Ensuring availability of resources for hot spots policing and deciding on activities.

First published
Serious violence hot spots policing guide
4 mins read


  • Overtime can be a pragmatic approach to tasking but can result in fewer patrols than desired.
  • A dedicated resource model can be efficient. It can support training, decrease operating time costs, provide long-term stability and support the consistent delivery of hot spots policing. 
  • Permanent supervisors can support the long-term success of hot spots policing, regardless of the tasking model.
  • Problem-oriented approaches offer promising results for crime reduction. Particular benefits are seen when tailoring responses for specific recurring problems. 
  • Traditional police patrols still deter crime when they are random, intermittent and last for 14 to 16 minutes. 

Tasking approaches

Deciding which resources to use to police the hot spots is one of the key issues in hot spots policing.

Forces used two different approaches. These were:

Overtime model

When using an overtime model, forces reported major staffing issues during peak demand hours.

This problem became worse during high-crime periods. For example, seasonal holidays, planned and unplanned major events, and weekend late-night hours (until 4am) in high violence night-time economy areas. 

High-harm crimes often take place during anti-social hours.
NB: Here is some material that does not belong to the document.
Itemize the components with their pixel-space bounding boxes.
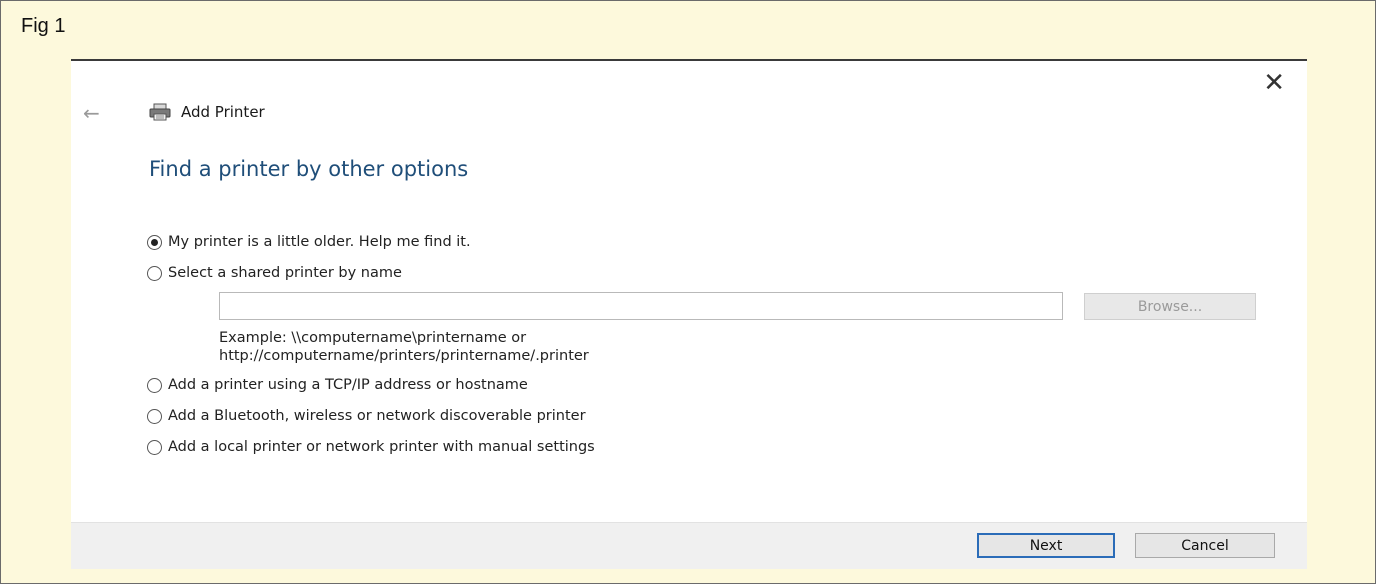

This makes the overtime model challenging in a hot spots policing context.  

Use of the overtime model was assessed in neighbourhood teams. This showed that officers could not deliver hot spots policing in the night-time economy. This was due to a culture of interrupting proactive work to answer 999 or 101 calls.

Experience from forces demonstrates that overtime models:

  • could cost 50% more than expenditure for an established hot spots policing unit
  • generate 33% fewer hot spots policing patrols than business-as-usual patrols

Dedicated resource model

Learning from forces suggests that dedicated hot spots policing resources could benefit every force. This model can provide more efficient:

  • training
  • management of the most challenging hours to work

Another solution would be to embed hot spots policing in units that do not respond to 999 calls. For example, a force tactical support unit or other proactive policing unit.


Evidence from forces shows that tasking hot spots policing is best supported by permanent supervisors. The supervisors should be individuals who engage in hot spots policing work.

Having dedicated supervisors ensures:

  • knowledge of hot spots policing practices
  • commitment to the delivery of hot spots policing
  • consistency for frontline officers who can work with one supervisor over repeated shifts

The aim is to foster an ongoing relationship. This should facilitate feedback and corrections in hot spots policing work. This can be applied to both overtime and dedicated resource-based models. 

Activity in hot spots

Evidence from forces shows that hot spots policing reduces overall crime and serious violence. However, there is still ambiguity on how best to conduct hot spots policing.

There are two strategies employed in hot spots policing. These are:

  • problem-oriented policing strategies (problem-solving)
  • traditional patrol-based functions (also known as targeted or saturated patrol)


Problem-oriented approaches

Problem-solving interventions are better at reducing crime than activities involving increased policing (Braga and others, 2019).

This means that forces who tailor responses to specific recurring problems are more likely to see a reduction in crime. All problem-solving activity should be carried out using a structured problem-solving methodology – for example, SARA (scanning, analysis, response, assessment).

Traditional enforcement approaches

Traditional enforcement activities still produce an effective result in crime hot spots. 

In more traditional policing strategies, the best available evidence suggests that the most effective strategies for deterring offenders are the following.

  • Intermittent patrol of hot spots for 14 to 16 minutes. While this evidence is largely from the US (Koper, 1995), several UK studies have found statistically significant reductions in crime through the use of patrols of this duration (Ariel and others, 2016; Basford and others, 2021; Bland and others, 2021).
  • Randomising patrols to ensure they do not become predictable and avoidable (Sherman, 1990).

High-visibility patrolling can help to reduce crime while developing a longer-term problem-solving approach.